Following on the heels the release of the beta, we solicited a few of the other lead developers for advice on how to run a DCC RPG game in the spirit of Appendix N. Michael Curtis
is the award-winning author of Dungeon Alphabet and author of an upcoming DCC adventure. Doug Kovacs'
artwork has graced the pages of dozens of RPGs, and his paintings and maps established the tone of the DCC RPG. Together, Michael and Doug participated in dozens of playtests, hammering out the rules in preparation for the beta release.
Doug Kovacs offered up four recommendations:
1. In order to write you should read. Keep reading classic fantasy and sci-fi. Reread what you have read, or read what you've missed. I personally never get tired of going back to Lovecraft or Tolkien and there is still plenty of stuff I haven't studied yet in appendix N. Any kind of mythology is good source material as well.
2. Look at still art for ideas. Moving pictures seduce us all but illustration allows us to think our own thoughts in a way they quick cuts and forced emotion never will. Look at all the old RPG art that got you into gaming in the first place and then think a little more about it. Cool inspiration can also come from even older sources: check out Bruegul, Bosch, and Durer. Come to think of it, if you look at those last three guys, its also ok if you watch Ingmar Bergman's Seventh Seal.
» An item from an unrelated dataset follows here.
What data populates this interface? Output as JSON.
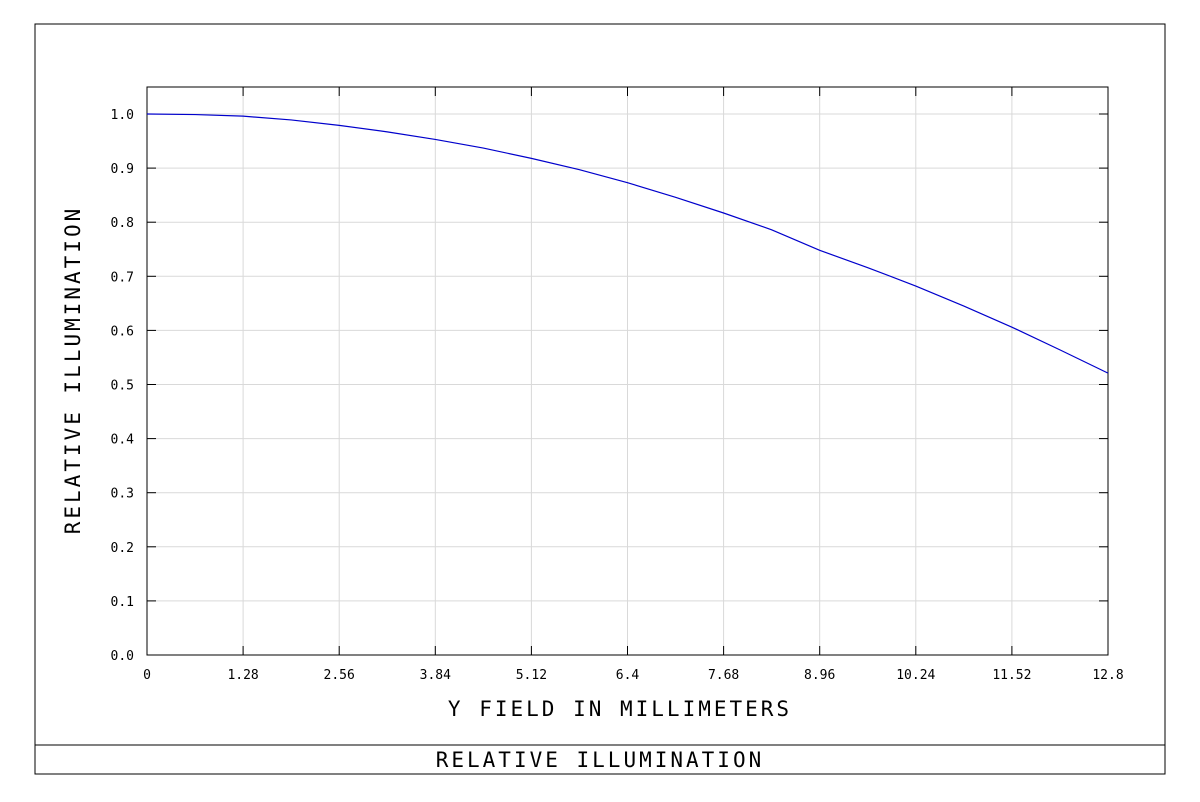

3. You absolutely must listen to Rush, Jethro Tull, Black Sabbath and Hawkwind. You can listen to Priest and Maiden too if you want.
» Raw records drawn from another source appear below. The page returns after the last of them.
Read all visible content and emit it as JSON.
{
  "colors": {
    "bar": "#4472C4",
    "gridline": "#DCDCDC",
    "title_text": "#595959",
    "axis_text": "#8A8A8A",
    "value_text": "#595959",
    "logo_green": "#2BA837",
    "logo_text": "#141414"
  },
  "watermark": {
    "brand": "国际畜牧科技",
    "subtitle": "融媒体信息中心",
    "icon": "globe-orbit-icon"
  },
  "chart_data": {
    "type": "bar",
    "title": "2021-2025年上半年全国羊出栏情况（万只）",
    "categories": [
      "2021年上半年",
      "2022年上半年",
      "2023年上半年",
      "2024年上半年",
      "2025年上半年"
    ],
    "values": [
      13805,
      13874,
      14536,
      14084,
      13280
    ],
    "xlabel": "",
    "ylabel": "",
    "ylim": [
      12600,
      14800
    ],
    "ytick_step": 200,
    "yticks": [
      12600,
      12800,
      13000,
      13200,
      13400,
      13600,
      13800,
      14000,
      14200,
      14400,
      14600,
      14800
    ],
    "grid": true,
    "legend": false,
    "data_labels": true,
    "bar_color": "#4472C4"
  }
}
4. When running a game the main thing to avoid is coming anywhere near boring your players. If the game slows, make something happen even if it's not part of the script. There's no way a DM can predict everything that will happen in a game and like any good story you want some surprises. A DM should always have an answer to the PC's questions, but when they can be arbitrary try to make them engaging and not seem banal. Tell the players the door is made of dark wood with rusty hinges as if it really mattered. Maybe it will. Remember the sense of smell, and tactile sensations. Experienced players can add a lot to your game so let them add as much as they can and they will enjoy the game that much more. I've often asked my players for a name of a tavern or a NPC in a pinch. You'll find players remember names much more easily when they have given them to you.
For more inspiration and art visit dougkovacs.com
Michael Curtis shared the following thoughts:
What sums up the stories that DCC seeks to emulate most to me is ‘ambiguity,’ especially that of a moral sense. Looking back over the tales from the pulp era and into the late 1960s and early 1970s, one sees that there is seldom a sense of black and white morality, or good and evil at work in these stories. Everything is painted in varying shades of gray. From wide streaks of larceny in such heroes as Fahfrd, the Gray Mouser, Cugel, and Conan, to the outright anti-hero status of Elric, nobody wears a white hat and it’s only when the welfare of others coincides with the good of our antagonist that we ever seem to see “selfless” gestures occurring.
Even the characters that the heroes in these tales interact with have their own hidden agendas and motivations, ones that the heroes only learn about when they find themselves betrayed by these same individuals. Treachery is rife in these tales and it should also be common (but not so common as to make the players always expect it) in your own adventures.
A judge setting out to start a DCC campaign should have read at least six to a dozen titles from Appendix N, enough to identify the common elements that connect these tales as being of the same genre. In addition, the would-be judge could do a lot worse than attain a little familiarity with film noir and hardboiled detective stories. The ambiguity of morality that occurs in these stories is very similar to that in pulp fantasy. It doesn’t take much to imagine the events of a Raymond Chandler tale occurring to Leiber’s Twain or picture Phillip Marlowe on the case in Lankhmar. There is a lot to be mined there, much of which is not only useful, but you can be sure it will be unexpected by those players who restrict themselves solely to fantasy fiction.